Carte Blanche - Pour que la santé mentale soit au programme des écoles

Aller à l'école, étudier. Rester assis docilement pendant des heures, écouter, lire, comprendre et noter. Être évalué, devoir performer 🏃 Le cadre proposé par le système scolaire est encore trop rigide. Mais ce qu'on ne pointe pas souvent, c'est le peu d'attention mis par l'école, les institutions sur la santé mentale des élèves. Pourquoi ne fait-elle pas partie du programme ?

Souvent perçue comme un lieu d'apprentissage, de développement personnel et d'épanouissement, l'école m'a toujours été vendue comme le meilleur des mondes. On m'a sans cesse répété : "J'aimerais tellement retourner à l'école et en profiter à nouveau !

Pourtant, de plus en plus d'élèves autour de moi cèdent à la pression de cet environnement anxiogène et compétitif. De cette pression découle un stress insoutenable qui se traduit en problèmes de santé plus ou moins graves.

J'en suis témoin tous les jours et j'ai fait partie de ces jeunes.À mes 15 ans, j'ai vécu un burnout suite à la quantité excessive de travail que j'ai dû fournir alors qu'étudier n'était pas un problème auparavant.L'année suivante, la dépression m'a rattrapé, et il m'est devenu impossible de travailler.

J'étais devenu un corps sans esprit, mon attention était captivée par les émotions négatives et les pensées sombres.

En guise de soutien et d'aide,  j'ai eu droit à : "Melih, si tu ne travailles pas, tu vas rater ton année, tu vas finir chômeur".

Les facilités que j'ai à l’école m'ont permis de sauver mes examens de justesse, mais en rhéto, ce n'était pas (ou plus) suffisant.L'anxiété de ne pas avoir d'objectifs précis pour l'année suivante, la pression de l'entourage et des professeurs et les remarques des élèves m'ont mené tout droit à une deuxième dépression qui a failli mal se terminer.J'étais au fond du gouffre et comme si ça ne suffisait pas, j'ai eu droit à ma dose de maladies liées directement à un stress généralisé.

Mon école a tellement négligé la santé mentale des élèves que j'ai passé deux années à ignorer l'existence d'un CPMS (centre psycho-médico-social, ndlr) dans l'établissement.La communication désastreuse était à l'image du CPMS : illégitime et n'ayant pas les qualifications nécessaires pour m'aider.Le décrochage scolaire m'a permis d'avoir le temps de faire des recherches, de voir des spécialistes et surtout, de trouver des réponses que l'école ne m'a pas aidé à trouver.

Certes j'ai raté ma dernière année de secondaire, mais je suis heureux d'avoir investi ce temps pour améliorer ma santé physique et mentale.Ça m'a permis de me retrouver et surtout de réaliser qu'il y a des choses bien plus importantes que les cours, mais je vois encore beaucoup de jeunes qui souffrent et je trouve que ce n'est pas juste d'être laissé à l'abandon avec sa douleur.

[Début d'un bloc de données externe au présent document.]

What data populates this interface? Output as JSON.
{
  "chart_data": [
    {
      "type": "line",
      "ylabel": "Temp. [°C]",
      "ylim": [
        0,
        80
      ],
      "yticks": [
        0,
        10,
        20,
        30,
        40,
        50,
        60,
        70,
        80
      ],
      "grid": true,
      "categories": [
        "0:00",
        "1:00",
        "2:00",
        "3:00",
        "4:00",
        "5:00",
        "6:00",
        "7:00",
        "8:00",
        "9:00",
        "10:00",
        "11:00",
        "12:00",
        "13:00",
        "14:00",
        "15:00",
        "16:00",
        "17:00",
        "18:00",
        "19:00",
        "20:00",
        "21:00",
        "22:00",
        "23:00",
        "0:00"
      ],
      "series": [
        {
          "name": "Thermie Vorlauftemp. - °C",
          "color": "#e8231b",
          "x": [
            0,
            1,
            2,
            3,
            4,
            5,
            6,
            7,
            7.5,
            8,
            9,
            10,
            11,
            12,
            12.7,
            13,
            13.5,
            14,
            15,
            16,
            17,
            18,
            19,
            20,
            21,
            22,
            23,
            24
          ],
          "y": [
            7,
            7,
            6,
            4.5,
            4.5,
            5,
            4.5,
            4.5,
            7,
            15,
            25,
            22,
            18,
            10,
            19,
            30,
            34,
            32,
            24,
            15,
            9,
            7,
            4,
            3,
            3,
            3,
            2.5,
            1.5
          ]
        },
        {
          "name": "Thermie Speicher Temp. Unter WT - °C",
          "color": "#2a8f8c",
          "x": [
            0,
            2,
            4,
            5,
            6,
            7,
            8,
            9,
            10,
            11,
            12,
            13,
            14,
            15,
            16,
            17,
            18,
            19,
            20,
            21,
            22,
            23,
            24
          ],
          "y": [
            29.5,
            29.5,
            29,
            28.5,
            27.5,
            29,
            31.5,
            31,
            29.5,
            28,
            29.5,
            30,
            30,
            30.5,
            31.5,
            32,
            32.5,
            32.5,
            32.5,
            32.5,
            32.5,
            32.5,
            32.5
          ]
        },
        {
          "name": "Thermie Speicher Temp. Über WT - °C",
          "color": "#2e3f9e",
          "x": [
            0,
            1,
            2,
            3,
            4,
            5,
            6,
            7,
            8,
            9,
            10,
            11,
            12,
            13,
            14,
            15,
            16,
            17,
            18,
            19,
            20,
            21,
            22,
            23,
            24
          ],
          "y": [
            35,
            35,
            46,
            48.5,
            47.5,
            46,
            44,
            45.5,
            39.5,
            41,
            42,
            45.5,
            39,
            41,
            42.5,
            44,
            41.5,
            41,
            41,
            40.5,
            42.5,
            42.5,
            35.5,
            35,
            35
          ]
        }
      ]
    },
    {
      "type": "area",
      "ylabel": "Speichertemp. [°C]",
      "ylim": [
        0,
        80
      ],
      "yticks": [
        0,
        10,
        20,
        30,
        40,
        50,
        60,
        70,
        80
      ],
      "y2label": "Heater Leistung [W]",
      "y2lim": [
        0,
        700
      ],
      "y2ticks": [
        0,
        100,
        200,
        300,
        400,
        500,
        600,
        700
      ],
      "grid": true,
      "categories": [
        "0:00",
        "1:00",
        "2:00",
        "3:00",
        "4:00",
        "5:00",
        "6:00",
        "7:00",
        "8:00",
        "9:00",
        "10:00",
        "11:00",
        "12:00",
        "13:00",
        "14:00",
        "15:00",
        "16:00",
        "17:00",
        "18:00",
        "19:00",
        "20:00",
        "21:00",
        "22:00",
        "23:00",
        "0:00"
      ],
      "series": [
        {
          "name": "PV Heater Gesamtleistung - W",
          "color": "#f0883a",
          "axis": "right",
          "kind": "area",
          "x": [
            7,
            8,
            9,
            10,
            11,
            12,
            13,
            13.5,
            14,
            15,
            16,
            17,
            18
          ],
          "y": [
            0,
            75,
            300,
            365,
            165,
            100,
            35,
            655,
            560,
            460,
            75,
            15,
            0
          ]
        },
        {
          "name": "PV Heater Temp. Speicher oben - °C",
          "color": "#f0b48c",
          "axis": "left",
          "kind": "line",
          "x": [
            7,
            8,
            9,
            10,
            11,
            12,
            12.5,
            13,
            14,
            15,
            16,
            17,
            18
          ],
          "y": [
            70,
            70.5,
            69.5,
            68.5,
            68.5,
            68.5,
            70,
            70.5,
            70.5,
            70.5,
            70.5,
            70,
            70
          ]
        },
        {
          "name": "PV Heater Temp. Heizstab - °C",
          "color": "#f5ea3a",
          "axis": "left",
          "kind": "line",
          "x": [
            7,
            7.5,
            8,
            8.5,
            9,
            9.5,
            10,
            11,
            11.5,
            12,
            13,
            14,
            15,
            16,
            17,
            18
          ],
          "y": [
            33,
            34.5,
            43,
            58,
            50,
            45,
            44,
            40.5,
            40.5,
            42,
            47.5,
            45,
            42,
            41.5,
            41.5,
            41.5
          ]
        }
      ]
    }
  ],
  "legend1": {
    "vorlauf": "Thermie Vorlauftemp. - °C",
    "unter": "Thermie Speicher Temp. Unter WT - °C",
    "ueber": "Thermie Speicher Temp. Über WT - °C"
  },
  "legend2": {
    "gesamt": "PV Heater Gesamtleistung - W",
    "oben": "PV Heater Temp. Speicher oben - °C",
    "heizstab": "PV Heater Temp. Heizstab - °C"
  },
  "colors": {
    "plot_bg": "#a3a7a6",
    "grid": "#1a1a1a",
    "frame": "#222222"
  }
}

Le système actuel belge vise à promouvoir l'éducation et la réussite des élèves.Pourtant les écoles continuent à privilégier les résultats académiques au détriment de l'apprentissage et de l'amélioration des élèves, et elles négligent par ailleurs l’aspect psychologique de l'aboutissement.

Il est urgent de reconnaître qu'il existe une hiérarchie métabolique à respecter afin de promouvoir la réussite. Les systèmes cérébraux reptilien et limbique qui gèrent les émotions et qui ont la priorité sur le cortex cérébral, empêchent en cas de nécessité le bon fonctionnement de ce dernier et de l'apprentissage afin que le problème soit résolu au plus vite. L'instruction, la formation n'est donc pas la priorité d'un élève souffrant mentalement.

À l'école, nous sommes très peu informés quant à ce qui est possible de mettre en place afin d'améliorer notre bien-être physique et mental. Est-ce normal de n'avoir aucune communication explicite à propos de l'existence d'un Centre PMS ? Est-ce normal de passer des mois à faire des démarches administratives pour justifier sa situation ? Est-ce normal d'être jugé responsable de son mal-être ?  Est-ce normal de devoir agir seul ?

J'aspire à susciter une prise de conscience collective et à inciter les décideurs politiques, les éducateurs et les parents à repenser le système scolaire belge.

Il est temps de prioriser la santé mentale des élèves et de leur donner la possibilité de grandir dans un environnement éducatif où le stress et la pression ne sont pas des obstacles, mais des défis surmontables qui favorisent leur épanouissement personnel et professionnel.